Archive for the 'Southampton' category
I meant to review this beer on Halloween, for obvious reasons, but had to work the next day so I figured I’d wait just in case it enticed me to enjoy another or maybe 4 other beers. To quote my old friend Frank “The Tank”, “It’s so good, once it hits your lips…”
This beer pours a hazy copper color similar to the oktoberest style. It didn’t sustain the 1 inch head that appeared at the initial pour but that was a good thing as I didn’t have to sift through a mountain of bubbles to get to this delicious brew. It smells like pumpkin, go figure, and nutmeg. The flavor can best be described as a liquid pumpkin pie with a dash of alcohol. The spiciness attacks the front of the tongue and then coats the sides while a malty-thickness rushes to the back of the throat. There is a metallic aftertaste that rises and falls before the nutmeg and cinnamon reemerge to round out the taste. I wish I had a Shipyard Pumpkin Ale to drink beside this one so I could decide which one I liked better. I believe the pumpkin flavor may have been more pronounced in the Shipyard, but this beer may have more “beer qualities” which may give it a slight edge in my book. Either way Southampton has created a spectacular fall offering in this ale. This is one of the rare ocassions in which I wish the beer would reproduce each time I poured a glass because it is really hitting the spot.

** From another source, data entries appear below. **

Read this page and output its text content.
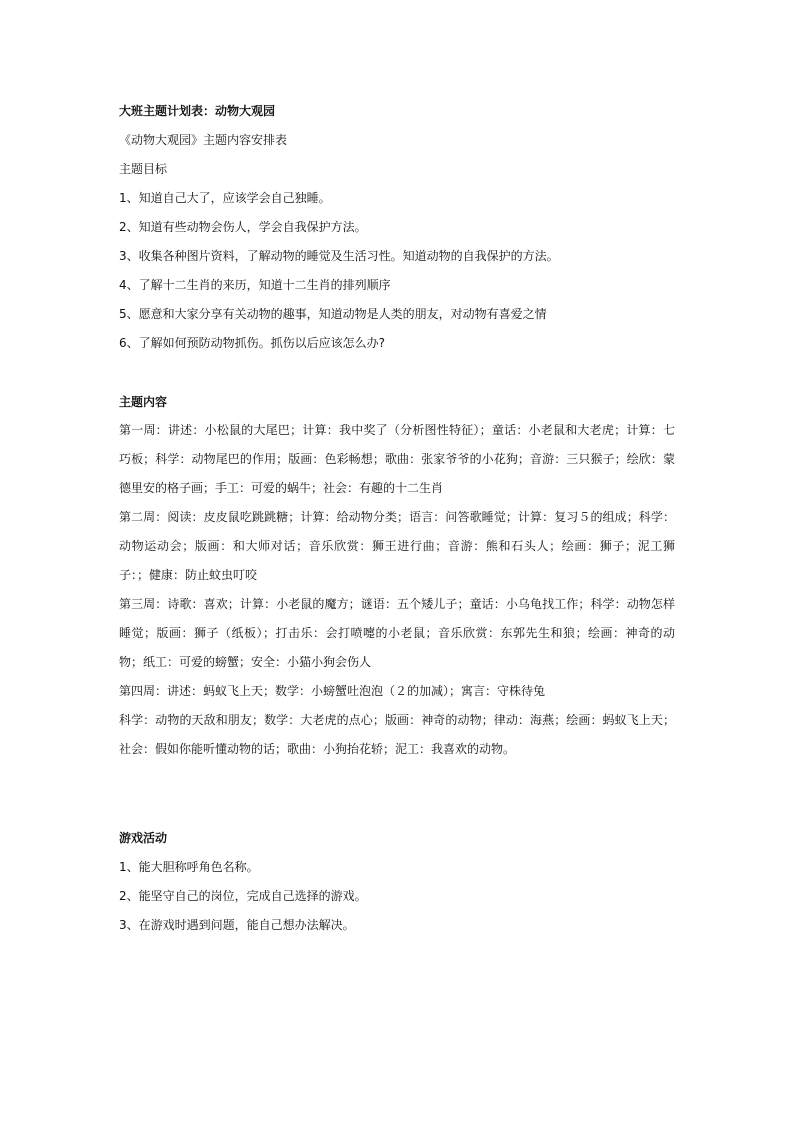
大班主题计划表：动物大观园
《动物大观园》主题内容安排表
主题目标
1、知道自己大了，应该学会自己独睡。
2、知道有些动物会伤人，学会自我保护方法。
3、收集各种图片资料，了解动物的睡觉及生活习性。知道动物的自我保护的方法。
4、了解十二生肖的来历，知道十二生肖的排列顺序
5、愿意和大家分享有关动物的趣事，知道动物是人类的朋友，对动物有喜爱之情
6、了解如何预防动物抓伤。抓伤以后应该怎么办?
主题内容
第一周：讲述：小松鼠的大尾巴；计算：我中奖了（分析图性特征）；童话：小老鼠和大老虎；计算：七巧板；科学：动物尾巴的作用；版画：色彩畅想；歌曲：张家爷爷的小花狗；音游：三只猴子；绘欣：蒙德里安的格子画；手工：可爱的蜗牛；社会：有趣的十二生肖
第二周：阅读：皮皮鼠吃跳跳糖；计算：给动物分类；语言：问答歌睡觉；计算：复习５的组成；科学：动物运动会；版画：和大师对话；音乐欣赏：狮王进行曲；音游：熊和石头人；绘画：狮子；泥工狮子：；健康：防止蚊虫叮咬
第三周：诗歌：喜欢；计算：小老鼠的魔方；谜语：五个矮儿子；童话：小乌龟找工作；科学：动物怎样睡觉；版画：狮子（纸板）；打击乐：会打喷嚏的小老鼠；音乐欣赏：东郭先生和狼；绘画：神奇的动物；纸工：可爱的螃蟹；安全：小猫小狗会伤人
第四周：讲述：蚂蚁飞上天；数学：小螃蟹吐泡泡（２的加减）；寓言：守株待兔
科学：动物的天敌和朋友；数学：大老虎的点心；版画：神奇的动物；律动：海燕；绘画：蚂蚁飞上天；社会：假如你能听懂动物的话；歌曲：小狗抬花轿；泥工：我喜欢的动物。
游戏活动
1、能大胆称呼角色名称。
2、能坚守自己的岗位，完成自己选择的游戏。
3、在游戏时遇到问题，能自己想办法解决。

This is a big bottle offering from the good folks at Southampton that calls itself not just a saison, but a saison ‘deluxe’. What exactly makes a saison a ‘deluxe’? I dunno, really, but I’ve got high hopes. I’ve been drinking more and more of these saison brews lately, and I’ve been enjoying them immensely, so I’m excited to try this fancy version.
This beer pours a dark golden with suprisingly little debris. Also, it has a decent white head that starts out big and fluffy and eventually diminishes into a thin white layer on the top of the beer. The aroma of this is quite rich – it is sour and lemony, but in a rich decadent sort of way, and it fills the nose. In the mouth, this truly is a deluxe saison. It’s hard to say just what makes this special, except to say that it is somehow bigger and richer than most saisons that I have found. The feel of the beer is effervescent and fluffy and is heavy on carbonation burn. As it traverses the mouth, the predominant flavors are of sour lemon and rich malt, but there is also an interesting sweetness that I don’t usually find in a saison. It’s actually reminiscent of a lemon tart dessert, only without the accompanying cloying sweetness. Once the beer is gone, you’re left with an aftertaste that is heavier on the rich sourness, and the sweetness slowly dissipates. All in all, this is a very good beer. I’d be interested to taste this alongside my favorite saison by the folks at Bison brewing, ’cause it’s bound to be a close race. For now, I’m going to say that Bison might just edge it out, but I’m really not sure. Regardless, this is an awesome beer, and highly recommended.
This was another random Long Island brew I found down at the Hana Market on Metropolitan Ave. and had no choice but to pick up. I mean, can one really pass over a SECRET ale sitting in the cooler in front of him? I know I can’t.
The SECRET ale pours a lot darker than I expected – it’s almost a deep amber bordering on brown – with a foamy, cream-colored head. The aroma is a malty sweet-and-sour with hints of cherry and raisin. The overall taste, though, is just meh. It’s good, but it lacks any real punch or defining characteristics. I still get a good bit of the malt and fruit on the tongue, but there’s not so much on the crispy, zesty end of Taste Spectrometer.
It also weighs in at a meh 5.1% abv.
The bottle proclaims this to be “…a faithful recreation of Dusseldorf-style altbier. It’s clean malt flavor and crisp hop character make it a most original brew.” I’ll buy the altbier classification for $1.50, but I’ve never been to Dusseldorf so I can’t vouch for that particular variety. As for ‘original’, well I can’t say it’s an overly distinct brew in any way. It’s a rather good beer, as is evident by how quickly the six-pack vanished into my face, but I doubt very seriously that I would ever be able to pick it out of a lineup. I wonder why it’s so secret…
This beer is a testament to the abilities of some of the great Northeastern US breweries. This one comes from Southampton, New York and the aptly named Southampton Brewery. This is the first Double White ale that I have found from a US brewer. There are a couple in existence from European breweries – regardless, it’s a rather obscure style (and one I wish more breweries would try). The pour on this beer is a light unfiltered golden. The bouquet is very spicy and fruity and smells very ‘bright’. Initially in the mouth, this beer hits with the same spicy fruit that you smell in the aroma. It is very crisp and very flavorful on the tastebuds. There seems to also be a bit of carbonation burn which serves to enhance the crisp flavor. In the back of the mouth, there is just a hint of hops, although the hop flavor is more floral than bitter. The aftertaste is very fruity and long-lasting. Overall, this is one of the more refreshing beers that I’ve had this season. This would be great on a hot day (or a cool night, really). I really hope that more brewers give this genre a try.